Shocker: CBO Admits to “Fiscal Cliff” Devastation
Yesterday’s big shocker was that regulations reduce output, today we were surprised to learn that massive tax increases and new taxes on the American people would lead to a deep recession.
Well, we did. You did. Everyone who’s not a tax-and-spend liberal did. But now the CBO knows. We are set to drive off the “fiscal” cliff in 4 months and 9 days, on January 1, 2013. The CBO has just figured this out. Better late than never, right?
The Hill reports what CBO has found:
“In its most dire warning yet about the fiscal cliff, the CBO said the economy would contract by 0.5 percent in calendar year 2013 if the George W. Bush-era tax rates expire and automatic spending cuts are implemented.
“Unemployment also would rise from 8.2 percent in 2012 to 9.1 percent next year, the office estimates.
“The contraction would be very severe in the first half of 2013. CBO sees the economy contracting by 2.9 percent in the first half — deeper than the 1.3 percent negative growth it had seen previously from the fiscal cliff.
“The gloomy picture of rising debt and weak economic growth marks CBO’s final major report before the November election.

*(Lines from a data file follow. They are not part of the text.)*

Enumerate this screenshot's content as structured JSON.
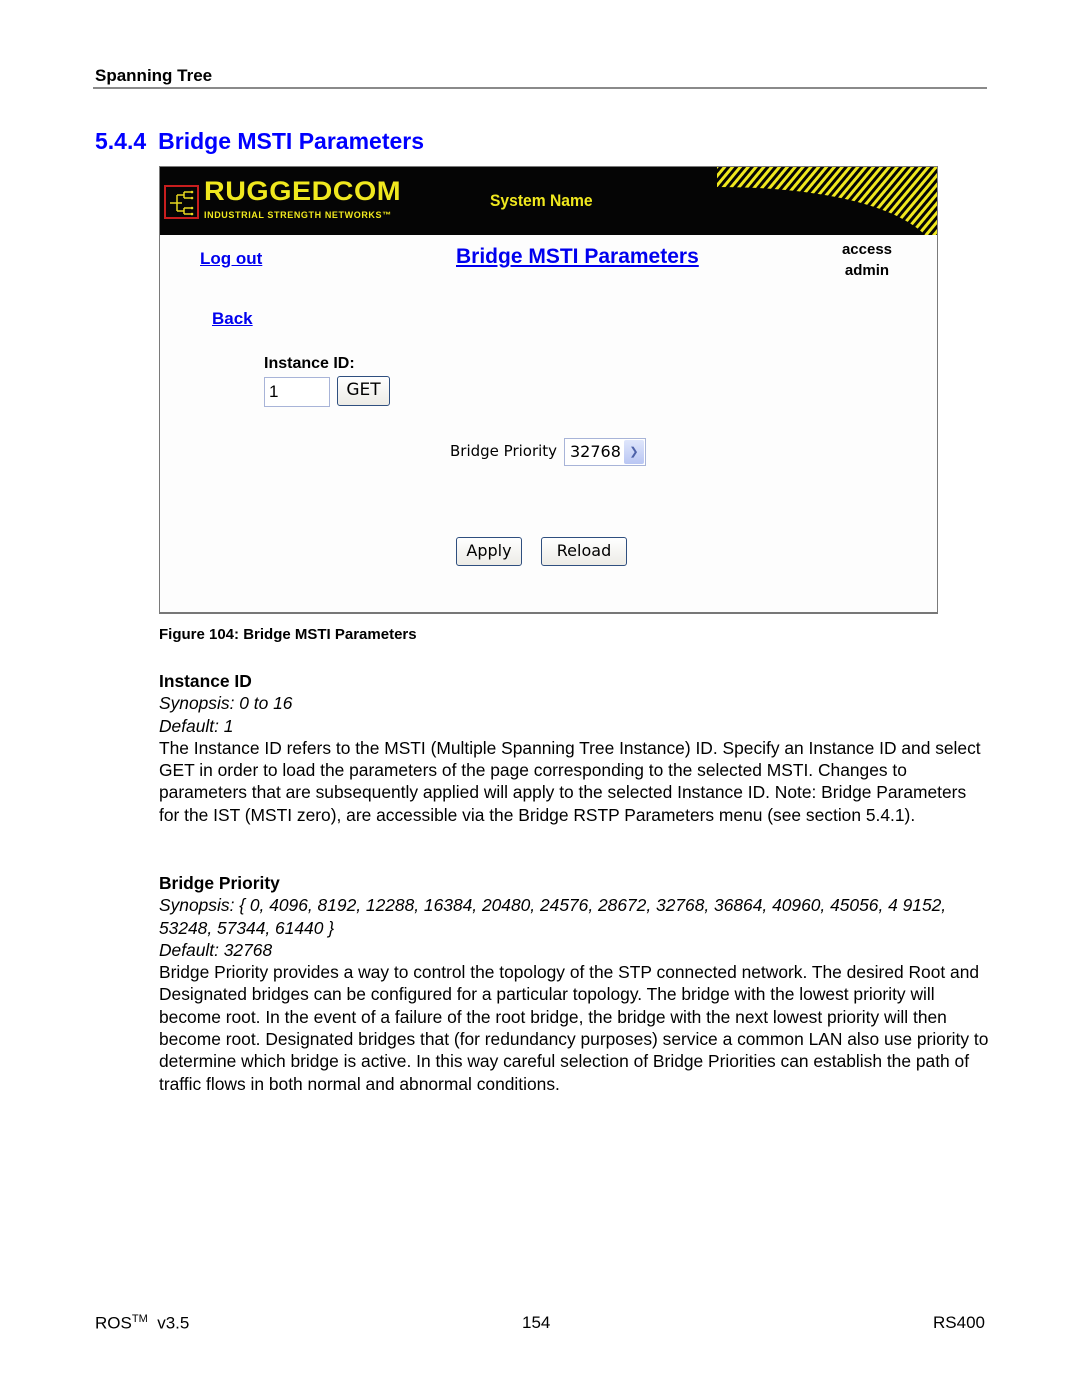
{
  "running_header": "Spanning Tree",
  "section": {
    "number": "5.4.4",
    "title": "Bridge MSTI Parameters"
  },
  "figure": {
    "banner": {
      "logo_text": "RUGGEDCOM",
      "logo_tagline": "INDUSTRIAL STRENGTH NETWORKS™",
      "system_name": "System Name",
      "brand_color": "#f0e81e",
      "banner_background": "#050505"
    },
    "logout_label": "Log out",
    "page_heading": "Bridge MSTI Parameters",
    "access_label": "access",
    "access_value": "admin",
    "back_label": "Back",
    "instance_id_label": "Instance ID:",
    "instance_id_value": "1",
    "get_label": "GET",
    "bridge_priority_label": "Bridge Priority",
    "bridge_priority_value": "32768",
    "apply_label": "Apply",
    "reload_label": "Reload",
    "link_color": "#0000ee"
  },
  "caption": "Figure 104: Bridge MSTI Parameters",
  "params": [
    {
      "name": "Instance ID",
      "synopsis": "Synopsis: 0 to 16",
      "default": "Default: 1",
      "description": "The Instance ID refers to the MSTI (Multiple Spanning Tree Instance) ID. Specify an Instance ID and select GET in order to load the parameters of the page corresponding to the selected MSTI. Changes to parameters that are subsequently applied will apply to the selected Instance ID. Note: Bridge Parameters for the IST (MSTI zero), are accessible via the Bridge RSTP Parameters menu (see section 5.4.1)."
    },
    {
      "name": "Bridge Priority",
      "synopsis": "Synopsis: { 0, 4096, 8192, 12288, 16384, 20480, 24576, 28672, 32768, 36864, 40960, 45056, 4 9152, 53248, 57344, 61440 }",
      "default": "Default: 32768",
      "description": "Bridge Priority provides a way to control the topology of the STP connected network. The desired Root and Designated bridges can be configured for a particular topology. The bridge with the lowest priority will become root. In the event of a failure of the root bridge, the bridge with the next lowest priority will then become root. Designated bridges that (for redundancy purposes) service a common LAN also use priority to determine which bridge is active. In this way careful selection of Bridge Priorities can establish the path of traffic flows in both normal and abnormal conditions."
    }
  ],
  "footer": {
    "product": "ROS",
    "trademark": "TM",
    "version": "v3.5",
    "page_number": "154",
    "model": "RS400"
  }
}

The report is a sharp contrast with the 1.1 percent in growth the CBO projected in January for 2013 and 0.5 percent growth it projected in May.
“CBO says the fiscal cliff will be worse than it had previously projected and that the ‘underlying strength’ of the economy is weaker.”
The “fiscal cliff,” or “taxmageddon,” needs to be stopped. The House of Representatives passed a bill that would avert the crisis, but more needs to be done. The Senate must act on this bill, but Senate Democrats would rather let the cliff come for job creators and small businesses instead of helping our economy.
Every penny of the fiscal cliff must be averted. Our economy is still struggling, and any tax on the American people will be counterproductive.